CLINICAL SERIES OF PATIENTS WITH PYRETHROID-INTOXICATION. In the present investigation the complaints of 100 patients with suspicion of suffering from Pyrethroid-intoxication (PI) were recorded to get answers to the following questions: 1. Do the complaints of a majority of patients point to a similar clinical picture? 2. Does this picture show characteristics differentiating it from other diseases?

 

The results indicate that the characteristics of the PI do not consist in singular symptoms but in combinations and correlations of symptoms, i.e., of central-neurological with peripheral-and autonomic-neurological as well with characteristic immunological disturbances. Neurological symptoms consist in cerebro-organic dysfunctions, locomotory disorders reminiscent of multiple sclerosis or M. Parkinson, and sensory, motoric and vegetative polyneuropathy, leading, for instance, to cardiovascular regulatory disorders like sympathicotonia, orthostatic hypotonia. Non-neurological symptoms include immunosuppression with opportunistic infections, like candida albicans, most frequently of the alimentary tract, but also dermal and mucosal swelling, lichen-rubber-like efflorescences, loss of hair, conjunctivitis. Other symptoms are: inhibition of fertility, disturbance of blood clotting, and, most frequently in children, suspected hematopoetic disorders.

 

Usually, the severity of the Pyrethroid-intoxication-disease is underestimated. In concurrence with the observations of other authors, the acute and subacute PI have caused 10 to 45 days clinical-treatment and 2 to 8 months working incapability. In people over 40 years of age the respective periods have been longer and the restitution is distinctly reduced. The following residual symptoms due to a subsided acute or subacute intoxication were observed after a period of two years: sensory motor disturbances, visual disturbances, tinnitus, reduced intellectual performance (endurance during mental work was reduced by 20% to 30%), reduced exercised tolerance, meteorosensitivity, uttering disturbances in the region of autonomous nerve system (paroxysmal tachycardia, increased heat-sensitivity, loss of libido, advanced aging), chronic infectious diseases. After period of 1 to 1,5 years and in phases of good condition the original physical capability seemed to be regained.
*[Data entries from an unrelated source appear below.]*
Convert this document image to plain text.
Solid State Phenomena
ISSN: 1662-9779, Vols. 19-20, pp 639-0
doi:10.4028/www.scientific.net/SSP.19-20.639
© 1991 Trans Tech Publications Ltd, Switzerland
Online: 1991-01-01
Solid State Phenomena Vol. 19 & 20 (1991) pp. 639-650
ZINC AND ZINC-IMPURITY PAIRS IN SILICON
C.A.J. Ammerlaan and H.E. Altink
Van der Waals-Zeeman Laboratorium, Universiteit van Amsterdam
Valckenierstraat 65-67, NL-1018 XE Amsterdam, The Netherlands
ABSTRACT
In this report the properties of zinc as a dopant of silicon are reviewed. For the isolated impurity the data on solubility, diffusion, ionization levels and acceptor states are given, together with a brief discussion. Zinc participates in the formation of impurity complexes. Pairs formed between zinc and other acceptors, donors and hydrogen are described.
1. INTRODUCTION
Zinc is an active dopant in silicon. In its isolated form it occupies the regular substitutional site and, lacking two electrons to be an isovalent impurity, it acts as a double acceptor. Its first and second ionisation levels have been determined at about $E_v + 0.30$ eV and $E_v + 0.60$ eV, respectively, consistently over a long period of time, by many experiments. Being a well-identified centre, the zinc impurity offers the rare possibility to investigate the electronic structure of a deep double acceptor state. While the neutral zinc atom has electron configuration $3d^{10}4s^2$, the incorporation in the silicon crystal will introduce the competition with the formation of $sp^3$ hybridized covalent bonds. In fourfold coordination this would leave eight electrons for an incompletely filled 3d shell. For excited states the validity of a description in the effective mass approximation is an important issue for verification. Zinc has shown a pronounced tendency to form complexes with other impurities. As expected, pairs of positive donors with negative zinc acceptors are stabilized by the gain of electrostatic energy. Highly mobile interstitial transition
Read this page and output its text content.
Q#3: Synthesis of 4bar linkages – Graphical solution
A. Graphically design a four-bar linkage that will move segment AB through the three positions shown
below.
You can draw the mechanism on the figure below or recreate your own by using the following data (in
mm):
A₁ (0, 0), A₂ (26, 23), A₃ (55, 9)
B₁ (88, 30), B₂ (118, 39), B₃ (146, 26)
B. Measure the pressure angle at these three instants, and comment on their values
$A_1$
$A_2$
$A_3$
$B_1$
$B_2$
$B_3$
However, during mental or physical stress, the initial neurological symptoms temporarily recurred.

 

The chronic state resulting mainly from exposure of many years standing is characterized by neurological symptoms (senso- and motor- polyneuropathy, anterior-horn diseases of the spinal cord with hemi-pareses, or myasthenic-like syndrome -occasionally with progressive course, personality disorder) and by the symptoms of the Multiple Chemical Sensitivity (MCS) (39%), or the Chronique Fatigue Immunodysfunction Syndrome (CFS) (25%).

 

H. Muller-Mohnssen, Ph.D., Center for Environmental and Health, Ludwig Maximilians University of Munich, Germany

 

OUTLINE

 

Outline information not available at time of printing.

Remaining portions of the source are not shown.